The Intel instruction reference is awful.  :undecided:
e.g.
VGATHERDPS ymm0, [rcx + ymm1 * 4 + 32], ymm2
rcx = address of some array of float values. 32 is an offset. I have no idea what ymm1 does or how *4 affects it. Testing it just seems to return every even element i.e. 0,2,4,6,8
ymm2 is a mask. I don't understand how masks are of any use, ever so that can be ignored and left as all ones.
Can I use this to extract elements say 1, 235, 245, 346, 564, 566, 700, 800 from some float array in the correct order?
If not then it seems somewhat useless.


LiaoMi

Hi,

        .model flat,c
        .code

; extern "C" void AvxGatherFloat_(YmmVal* des, YmmVal* indices, YmmVal* mask, const float* x);
;
; Description:  The following function demonstrates use of the
;               vgatherdps instruction.
;
; Requires:     AVX2

AvxGatherFloat_ proc
        push ebp
        mov ebp,esp
        push ebx

; Load argument values.
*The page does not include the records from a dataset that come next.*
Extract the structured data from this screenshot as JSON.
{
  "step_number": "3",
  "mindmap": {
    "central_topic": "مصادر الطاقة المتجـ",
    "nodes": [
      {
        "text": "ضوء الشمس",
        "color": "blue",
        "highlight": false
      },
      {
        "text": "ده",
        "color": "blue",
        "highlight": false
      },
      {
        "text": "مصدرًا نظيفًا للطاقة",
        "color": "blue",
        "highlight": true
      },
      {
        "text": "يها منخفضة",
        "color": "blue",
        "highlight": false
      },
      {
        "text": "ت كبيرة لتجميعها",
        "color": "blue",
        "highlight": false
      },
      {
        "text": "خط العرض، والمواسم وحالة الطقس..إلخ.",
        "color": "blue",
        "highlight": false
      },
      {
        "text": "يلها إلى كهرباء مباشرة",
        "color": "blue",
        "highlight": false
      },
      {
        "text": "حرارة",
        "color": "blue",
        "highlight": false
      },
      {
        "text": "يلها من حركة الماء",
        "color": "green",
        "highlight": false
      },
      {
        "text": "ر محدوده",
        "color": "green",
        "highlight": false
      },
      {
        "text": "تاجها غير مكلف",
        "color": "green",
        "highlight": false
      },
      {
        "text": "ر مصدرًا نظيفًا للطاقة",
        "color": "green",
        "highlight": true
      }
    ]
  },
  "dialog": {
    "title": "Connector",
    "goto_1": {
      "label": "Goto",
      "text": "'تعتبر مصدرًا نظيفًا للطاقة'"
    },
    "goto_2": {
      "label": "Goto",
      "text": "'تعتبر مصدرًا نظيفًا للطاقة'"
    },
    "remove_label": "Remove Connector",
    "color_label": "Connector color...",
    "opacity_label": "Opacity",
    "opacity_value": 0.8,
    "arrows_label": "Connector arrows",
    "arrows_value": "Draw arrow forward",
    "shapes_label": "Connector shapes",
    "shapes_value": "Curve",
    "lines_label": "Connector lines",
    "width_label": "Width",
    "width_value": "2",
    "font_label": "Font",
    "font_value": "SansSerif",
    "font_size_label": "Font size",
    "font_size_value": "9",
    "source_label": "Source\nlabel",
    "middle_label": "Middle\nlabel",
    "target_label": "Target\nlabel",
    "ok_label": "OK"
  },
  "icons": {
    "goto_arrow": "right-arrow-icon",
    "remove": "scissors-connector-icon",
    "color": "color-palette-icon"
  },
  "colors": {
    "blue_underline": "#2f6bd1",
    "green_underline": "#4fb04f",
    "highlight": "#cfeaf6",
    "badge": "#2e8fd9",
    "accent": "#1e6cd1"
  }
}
The contents of des are loaded into ymm0
; prior to execution of the vgatherdps instruction in order to
; demonstrate the conditional effects of the control mask.
        mov eax,[ebp+8]                     ;eax = ptr to des
        mov ebx,[ebp+12]                    ;ebx = ptr to indices
        mov ecx,[ebp+16]                    ;ecx = ptr to mask
        mov edx,[ebp+20]                    ;edx = ptr to x
        vmovaps ymm0,ymmword ptr [eax]      ;ymm0 = des (initial values)
        vmovdqa ymm1,ymmword ptr [ebx]      ;ymm1 = indices
        vmovdqa ymm2,ymmword ptr [ecx]      ;ymm2 = mask

; Perform the gather operation and save the results.
        vgatherdps ymm0,[edx+ymm1*4],ymm2   ;ymm0 = gathered elements
        vmovaps ymmword ptr [eax],ymm0      ;save des
        vmovdqa ymmword ptr [ebx],ymm1      ;save indices (unchanged)
        vmovdqa ymmword ptr [ecx],ymm2      ;save mask (all zeros)

        vzeroupper
        pop ebx
        pop ebp
        ret
AvxGatherFloat_ endp


https://github.com/Apress/modern-x86-assembly-language-programming/tree/master/978-1-4842-0065-0_SourceCode/Chapter16/AvxGather
https://books.google.ch/books?id=plInCgAAQBAJ&pg=PA468&lpg=PA468&ots=-MKx-7Fo2x&sig=ACfU3U3sCgSWIuZD5WQgViLqnz2SpdP_Qw&hl=en

aw27

Quote from: InfiniteLoop on January 21, 2020, 05:21:31 AM
Hello all,
How are the gather instructions useful and how do they work exactly?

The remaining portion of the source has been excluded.